Religiões no Brasil parte 4: FERRO E FOGO

Vitor de Athayde Couto

Ao visitar vários espaços religiosos nos municípios da amostra, Ifé gravou entrevistas, reuniu anotações e fez contatos valiosos para a sua pesquisa. Rigorosa na busca do conhecimento, espera encontrar respostas seguras para suas questões. Esse foi, sem dúvida, o fim de semana mais produtivo. Ifé entrevistou devotos e líderes espíritas, católicos, umbandistas, pastores…

Feliz pelo bom resultado obtido, Ifé chega à estação rodoviária na madrugada de segunda-feira. Ao reunir seus pertences, sente falta do celular onde gravou as entrevistas. Enquanto procura o aparelho no interior do ônibus, um funcionário ordena que ela saia logo porque precisam desocupar a vaga para outro veículo. Ifé faz um BO no posto policial e se dirige à estação de metrô.

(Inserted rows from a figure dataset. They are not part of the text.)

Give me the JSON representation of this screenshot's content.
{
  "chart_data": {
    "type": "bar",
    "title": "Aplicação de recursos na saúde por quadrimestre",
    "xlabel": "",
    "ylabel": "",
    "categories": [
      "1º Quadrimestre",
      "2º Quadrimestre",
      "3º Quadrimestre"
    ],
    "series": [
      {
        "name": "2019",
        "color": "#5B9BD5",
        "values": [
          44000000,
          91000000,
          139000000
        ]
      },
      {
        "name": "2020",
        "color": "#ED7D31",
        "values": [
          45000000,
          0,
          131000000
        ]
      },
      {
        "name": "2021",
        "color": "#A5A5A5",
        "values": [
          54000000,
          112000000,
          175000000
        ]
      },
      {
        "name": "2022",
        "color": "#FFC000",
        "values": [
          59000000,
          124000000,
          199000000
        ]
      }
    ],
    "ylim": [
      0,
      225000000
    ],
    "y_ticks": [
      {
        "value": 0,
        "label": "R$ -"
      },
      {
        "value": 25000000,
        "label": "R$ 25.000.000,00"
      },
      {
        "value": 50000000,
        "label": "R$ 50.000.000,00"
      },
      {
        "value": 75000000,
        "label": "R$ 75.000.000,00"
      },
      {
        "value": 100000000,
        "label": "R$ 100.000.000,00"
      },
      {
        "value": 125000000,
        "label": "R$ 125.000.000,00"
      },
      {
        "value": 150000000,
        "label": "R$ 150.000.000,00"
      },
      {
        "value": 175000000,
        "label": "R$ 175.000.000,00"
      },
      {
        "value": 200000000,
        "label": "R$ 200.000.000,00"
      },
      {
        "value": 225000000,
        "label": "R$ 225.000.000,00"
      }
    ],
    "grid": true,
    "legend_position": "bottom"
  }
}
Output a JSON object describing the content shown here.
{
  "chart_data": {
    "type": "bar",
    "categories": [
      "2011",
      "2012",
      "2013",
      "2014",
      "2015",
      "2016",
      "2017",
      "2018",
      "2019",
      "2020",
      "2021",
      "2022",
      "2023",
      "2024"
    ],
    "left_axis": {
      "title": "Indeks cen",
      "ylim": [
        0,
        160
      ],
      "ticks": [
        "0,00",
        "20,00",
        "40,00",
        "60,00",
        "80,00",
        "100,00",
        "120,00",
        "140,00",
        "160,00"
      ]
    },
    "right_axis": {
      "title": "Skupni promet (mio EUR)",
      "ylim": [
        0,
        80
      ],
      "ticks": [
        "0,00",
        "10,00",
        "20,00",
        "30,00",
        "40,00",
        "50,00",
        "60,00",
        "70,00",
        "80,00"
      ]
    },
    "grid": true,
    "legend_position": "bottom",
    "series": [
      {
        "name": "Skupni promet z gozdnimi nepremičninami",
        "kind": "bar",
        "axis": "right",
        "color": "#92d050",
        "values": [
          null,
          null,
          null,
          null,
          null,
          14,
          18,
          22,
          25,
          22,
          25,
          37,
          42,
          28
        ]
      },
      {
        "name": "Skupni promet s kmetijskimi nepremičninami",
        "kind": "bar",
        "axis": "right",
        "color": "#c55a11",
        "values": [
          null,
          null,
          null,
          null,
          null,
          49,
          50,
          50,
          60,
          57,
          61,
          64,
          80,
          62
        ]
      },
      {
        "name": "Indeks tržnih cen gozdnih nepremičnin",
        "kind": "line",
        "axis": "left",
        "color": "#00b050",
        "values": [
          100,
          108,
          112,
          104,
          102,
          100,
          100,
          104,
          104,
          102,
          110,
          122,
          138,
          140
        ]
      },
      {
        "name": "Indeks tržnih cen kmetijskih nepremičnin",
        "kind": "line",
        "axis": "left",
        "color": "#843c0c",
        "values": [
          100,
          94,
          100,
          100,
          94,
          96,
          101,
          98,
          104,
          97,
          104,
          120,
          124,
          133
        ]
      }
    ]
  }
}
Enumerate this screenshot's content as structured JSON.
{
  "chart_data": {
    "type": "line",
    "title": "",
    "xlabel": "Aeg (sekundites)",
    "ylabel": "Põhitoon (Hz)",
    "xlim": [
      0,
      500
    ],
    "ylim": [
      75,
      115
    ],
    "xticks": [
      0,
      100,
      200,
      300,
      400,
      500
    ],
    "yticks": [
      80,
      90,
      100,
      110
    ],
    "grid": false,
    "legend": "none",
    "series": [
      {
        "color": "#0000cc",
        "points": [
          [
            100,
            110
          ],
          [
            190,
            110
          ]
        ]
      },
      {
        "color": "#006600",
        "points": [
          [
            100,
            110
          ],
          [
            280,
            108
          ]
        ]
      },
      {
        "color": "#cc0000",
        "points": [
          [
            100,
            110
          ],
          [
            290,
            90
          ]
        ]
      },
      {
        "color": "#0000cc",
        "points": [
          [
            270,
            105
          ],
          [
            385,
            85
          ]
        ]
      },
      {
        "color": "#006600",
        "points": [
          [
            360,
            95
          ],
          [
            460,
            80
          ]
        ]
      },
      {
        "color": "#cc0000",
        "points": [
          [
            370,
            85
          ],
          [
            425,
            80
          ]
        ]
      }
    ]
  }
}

Ao chegar em casa, é recebida por dona Valdete, em prantos.

– O que foi, mainha?

Dona Valdete abraça a filha e, com um suspiro profundo, murmura:

– O Peji, minha filha.

– Mainha, o que aconteceu?

Em silêncio, mãe e filha, assustadas, dirigem-se à cozinha, onde já sentem um cheiro forte, mas não é do tão esperado café. É cheiro de queimado. Abrem a porta que dá para o pequeno quintal, procuram o Peji. Em vão. No seu lugar, agora só resta um amontoado de cinzas e cacos de cerâmica.

– Oxe, quem fez isso, mainha?

– Quem sabe, Fefé? Ninguém sabe, nenhum vizinho viu. Foi de noite, mas seu Antônio disse que ouviu alguém gritar “Queima, Exu! Queima, demônio!”

Ifé emudeceu. Só pensava em vó Alika, que construiu o Peji com suas mãos, ajudada por Vado M’gumbè. Antes de morrer, vó Alika chamou Ifé e disse: “Cuide do Peji, fia, como se fosse seu, mas lembre, não é seu, é dos santos”.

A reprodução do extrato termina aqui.